Rural and peri-urban areas, which overwhelmingly supported Trump in 2024, are also those where social ties have eroded the most in twenty years.

Deindustrialization has not only destroyed jobs. It also dismantled places of sociability: bowling clubs, local associations, parishes, amateur sports leagues. Robert Putnam already made this observation in Bowling Alone twenty-five years ago. This diagnosis became, in 2026, a structural reality.

Young men aged 18 to 35 are particularly affected. Mental health indicators show record levels of anxiety and depression, accompanied by increased distrust in institutions. It is also the group most exposed to conspiratorial content and closed digital communities.

Politics as a substitute for social ties

Donald Trump has seized a mechanism that his adversaries are still struggling to grasp: politics can compensate for the collapse of social bonds.

Meetings, feeling of belonging, designation of a common enemy: these sources recreate a form of cohesion that traditional structures no longer ensure.

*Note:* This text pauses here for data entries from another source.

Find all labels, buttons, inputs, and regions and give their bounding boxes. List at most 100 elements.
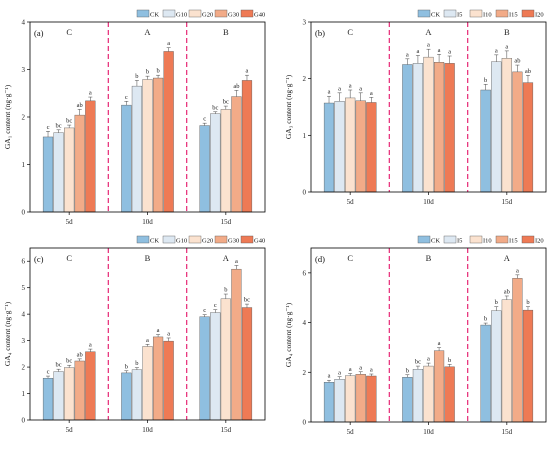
legend-label: CK	[431, 238, 440, 245]
legend-label: G30	[228, 12, 239, 19]
x-tick-label: 15d	[502, 428, 513, 436]
significance-letter: b	[448, 357, 451, 364]
bar	[423, 56, 434, 193]
bar	[53, 371, 64, 421]
significance-letter: b	[484, 77, 487, 84]
bar	[241, 80, 253, 213]
bar	[323, 102, 335, 193]
bar	[121, 104, 132, 213]
bar	[345, 375, 356, 423]
legend-label: I5	[457, 12, 462, 19]
legend-label: I10	[483, 12, 492, 19]
y-tick-label: 6	[303, 269, 307, 277]
significance-letter: bc	[415, 359, 421, 366]
x-tick-label: 15d	[221, 218, 232, 226]
bar	[512, 278, 523, 423]
bar	[131, 85, 143, 213]
y-tick-label: 3	[22, 337, 26, 345]
y-axis-label: GA₁ content (ng·g⁻¹)	[3, 84, 12, 149]
significance-letter: bc	[66, 358, 72, 365]
y-axis-label: GA₄ content (ng·g⁻¹)	[3, 301, 12, 366]
y-tick-label: 5	[22, 284, 26, 292]
bar	[412, 369, 424, 423]
y-tick-label: 3	[303, 19, 307, 27]
panel-label: (a)	[34, 28, 44, 38]
significance-letter: bc	[56, 362, 62, 369]
legend-label: G40	[254, 12, 265, 19]
significance-letter: ab	[525, 68, 531, 75]
significance-letter: a	[328, 373, 331, 380]
x-tick-label: 5d	[66, 426, 74, 434]
x-tick-label: 10d	[423, 198, 434, 206]
panel-label: (d)	[315, 254, 325, 264]
group-letter: A	[223, 253, 230, 263]
group-letter: C	[66, 27, 72, 37]
significance-letter: a	[516, 267, 519, 274]
legend-swatch	[417, 9, 431, 18]
x-tick-label: 10d	[423, 428, 434, 436]
bar	[522, 309, 534, 423]
x-tick-label: 10d	[142, 426, 153, 434]
significance-letter: ab	[77, 351, 83, 358]
significance-letter: c	[203, 307, 206, 314]
significance-letter: ab	[233, 83, 239, 90]
significance-letter: a	[146, 337, 149, 344]
legend-swatch	[162, 9, 176, 18]
significance-letter: a	[246, 68, 249, 75]
legend-label: I15	[509, 238, 518, 245]
significance-letter: c	[47, 124, 50, 131]
significance-letter: b	[406, 367, 409, 374]
bar	[355, 374, 366, 423]
significance-letter: b	[495, 299, 498, 306]
legend-label: CK	[431, 12, 440, 19]
group-letter: B	[223, 27, 229, 37]
group-letter: B	[145, 253, 151, 263]
bar	[85, 351, 96, 421]
group-letter: B	[504, 27, 510, 37]
legend-label: I5	[457, 238, 462, 245]
significance-letter: bc	[56, 122, 62, 129]
y-tick-label: 0	[22, 209, 26, 217]
bar	[64, 127, 75, 213]
x-tick-label: 5d	[66, 218, 74, 226]
bar	[366, 102, 377, 193]
significance-letter: a	[416, 48, 419, 55]
significance-letter: a	[427, 42, 430, 49]
panel-label: (c)	[34, 254, 44, 264]
significance-letter: a	[167, 330, 170, 337]
legend-swatch	[136, 235, 150, 244]
legend-label: G10	[176, 12, 187, 19]
legend-swatch	[214, 235, 228, 244]
y-tick-label: 0	[303, 419, 307, 427]
group-letter: C	[66, 253, 72, 263]
significance-letter: c	[203, 116, 206, 123]
bar	[121, 372, 132, 421]
bar	[42, 136, 54, 213]
legend-label: G10	[176, 238, 187, 245]
legend-label: I10	[483, 238, 492, 245]
bar	[220, 109, 231, 213]
significance-letter: a	[89, 90, 92, 97]
significance-letter: a	[338, 369, 341, 376]
bar	[345, 97, 356, 193]
panel-label: (b)	[315, 28, 325, 38]
bar	[210, 312, 221, 421]
chart-panel-1: cccbcbbcbcbbcabbabaaa012345dC10dA15dB(a)…	[3, 9, 266, 226]
bar	[491, 61, 502, 193]
legend-swatch	[162, 235, 176, 244]
significance-letter: a	[349, 83, 352, 90]
bar	[433, 350, 445, 423]
bar	[231, 268, 242, 421]
legend-label: I20	[535, 12, 544, 19]
legend-label: G30	[228, 238, 239, 245]
bar	[334, 101, 345, 193]
y-tick-label: 0	[22, 417, 26, 425]
bar	[131, 369, 143, 421]
significance-letter: a	[157, 327, 160, 334]
legend-swatch	[417, 235, 431, 244]
significance-letter: a	[359, 364, 362, 371]
significance-letter: ab	[77, 102, 83, 109]
bar	[402, 377, 413, 423]
legend-label: G40	[254, 238, 265, 245]
bar	[142, 346, 153, 421]
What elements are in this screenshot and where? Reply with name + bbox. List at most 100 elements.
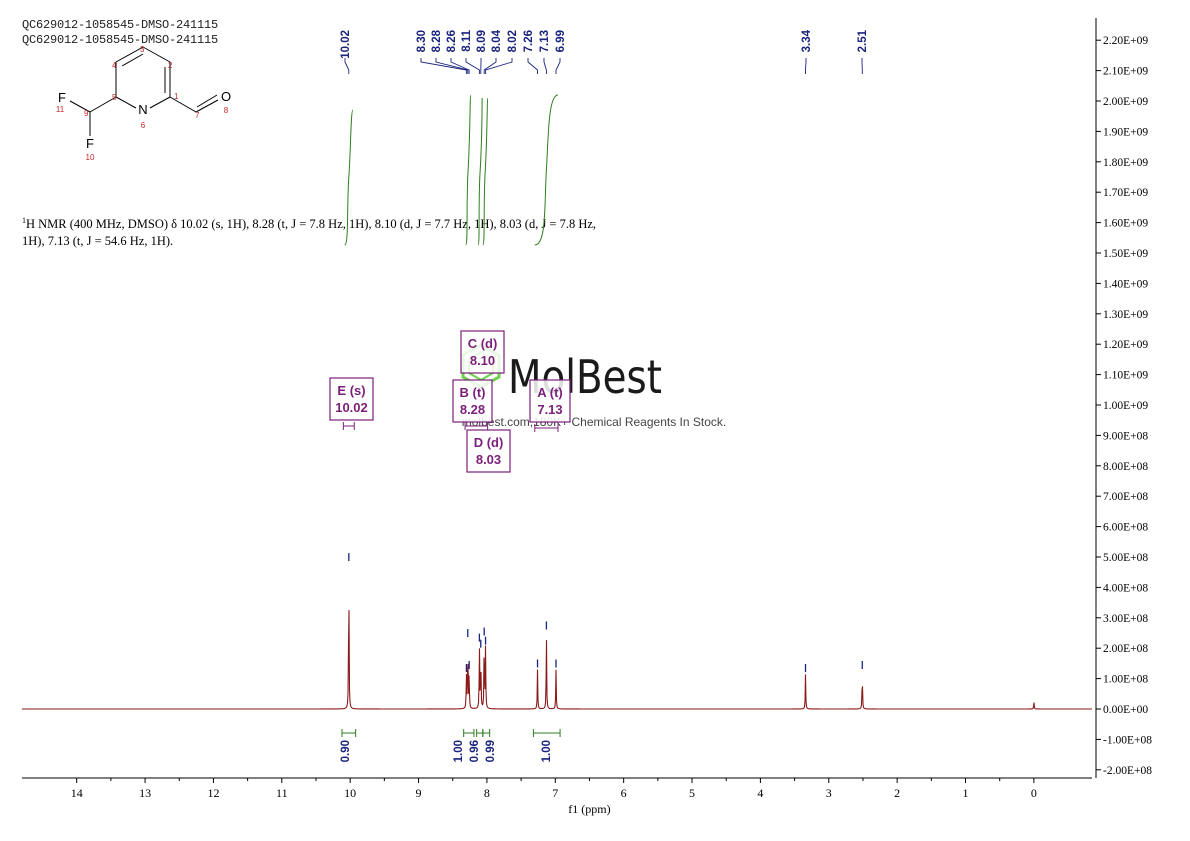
atom-f-bottom-number: 10 (86, 153, 95, 162)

Political polarization is no longer based solely on differences of ideas. It is anchored in a social reality: that of solitude.

We also vote to no longer be alone.

This logic, almost tribal, goes beyond the classic divisions between economic programs or diplomatic orientations.

Faced with this, the Democrats are trying to respond with social policies and a discourse on community. But they are mainly aimed at populations whose social ties remain relatively preserved: urban graduates, structured minorities.

Conversely, isolated America votes first for the one who puts words to its solitude, even if the solutions put forward do not resolve it.